Fourth-generation dairy farmer Dino Giacomazzi and Sustainable Conservation Senior Project Manager Ladi Asgill inspect a field cultivated using clean-air practices.
During a recent visit to his farm in California's fertile San Joaquin Valley, fourth-generation dairyman Dino Giacomazzi explains, "My family has lived here for 120 years, and we have a personal interest in protecting our environment."
"The Valley's geography and increased urbanization— along with agricultural activities— have led to some pretty dirty air. I've operated for years in ways that promote clean air because farmers must lead in fixing the problem."
Less Is More
For nearly a decade, Sustainable Conservation has shown Dino and farmers like him how they can get more— like clean air and cash in their pockets— by doing less.

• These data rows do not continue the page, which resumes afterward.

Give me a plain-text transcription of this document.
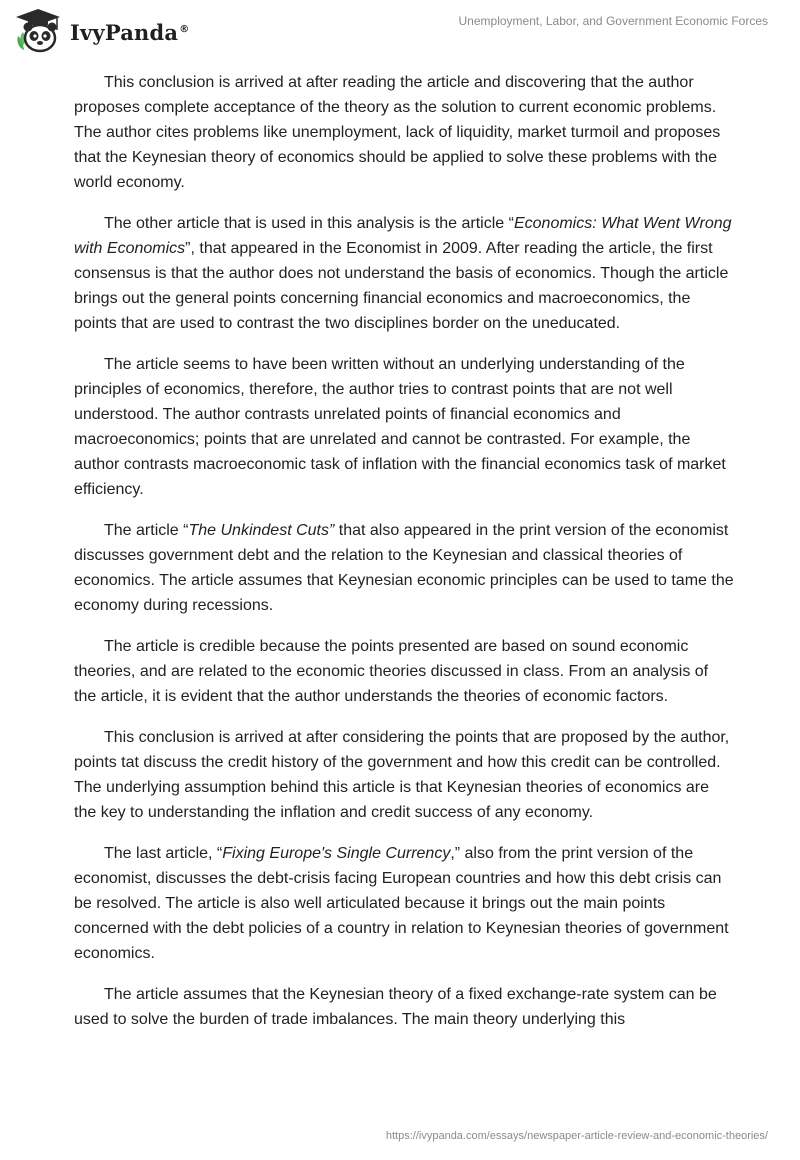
IvyPanda®
Unemployment, Labor, and Government Economic Forces

This conclusion is arrived at after reading the article and discovering that the author proposes complete acceptance of the theory as the solution to current economic problems. The author cites problems like unemployment, lack of liquidity, market turmoil and proposes that the Keynesian theory of economics should be applied to solve these problems with the world economy.

The other article that is used in this analysis is the article “Economics: What Went Wrong with Economics”, that appeared in the Economist in 2009. After reading the article, the first consensus is that the author does not understand the basis of economics. Though the article brings out the general points concerning financial economics and macroeconomics, the points that are used to contrast the two disciplines border on the uneducated.

The article seems to have been written without an underlying understanding of the principles of economics, therefore, the author tries to contrast points that are not well understood. The author contrasts unrelated points of financial economics and macroeconomics; points that are unrelated and cannot be contrasted. For example, the author contrasts macroeconomic task of inflation with the financial economics task of market efficiency.

The article “The Unkindest Cuts” that also appeared in the print version of the economist discusses government debt and the relation to the Keynesian and classical theories of economics. The article assumes that Keynesian economic principles can be used to tame the economy during recessions.

The article is credible because the points presented are based on sound economic theories, and are related to the economic theories discussed in class. From an analysis of the article, it is evident that the author understands the theories of economic factors.

This conclusion is arrived at after considering the points that are proposed by the author, points tat discuss the credit history of the government and how this credit can be controlled. The underlying assumption behind this article is that Keynesian theories of economics are the key to understanding the inflation and credit success of any economy.

The last article, “Fixing Europe's Single Currency,” also from the print version of the economist, discusses the debt-crisis facing European countries and how this debt crisis can be resolved. The article is also well articulated because it brings out the main points concerned with the debt policies of a country in relation to Keynesian theories of government economics.

The article assumes that the Keynesian theory of a fixed exchange-rate system can be used to solve the burden of trade imbalances. The main theory underlying this

https://ivypanda.com/essays/newspaper-article-review-and-economic-theories/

The "less" is called conservation tillage, a suite of low-impact cultivation practices that involves leaving crop residue in fields (imagine chopped-up corn stalks) and planting new crops on top.
Standard cultivation (bottom) produces significant dust and diesel pollution. Low-impact conservation tillage cuts pollution dramatically while lowering farmers' costs.
This reduces the number of tractor passes needed to prepare fields for planting, resulting in less dust and diesel pollution. In fact, conservation tillage can cut dust pollution alone by an average of 70%.
That's a breath of fresh air for Dino and his neighbors in and around Hanford, which was ranked the second most polluted city for particulate matter by the American Lung Association in 2012.
A Growing Trend
Since Sustainable Conservation began spreading the word about conservation tillage, farmers have adopted it on more than 800,000 acres throughout the Central Valley. That's over 1,200 square miles. Nearly half of all row crops in the San Joaquin Valley are now farmed using conservation tillage.
"The 'more' of conservation tillage is that I save a ton of fuel, labor and maintenance costs because I don't use my tractor as much," says Dino. "Less pollution, lower costs... that's how you turn things around for the country's most productive farming region."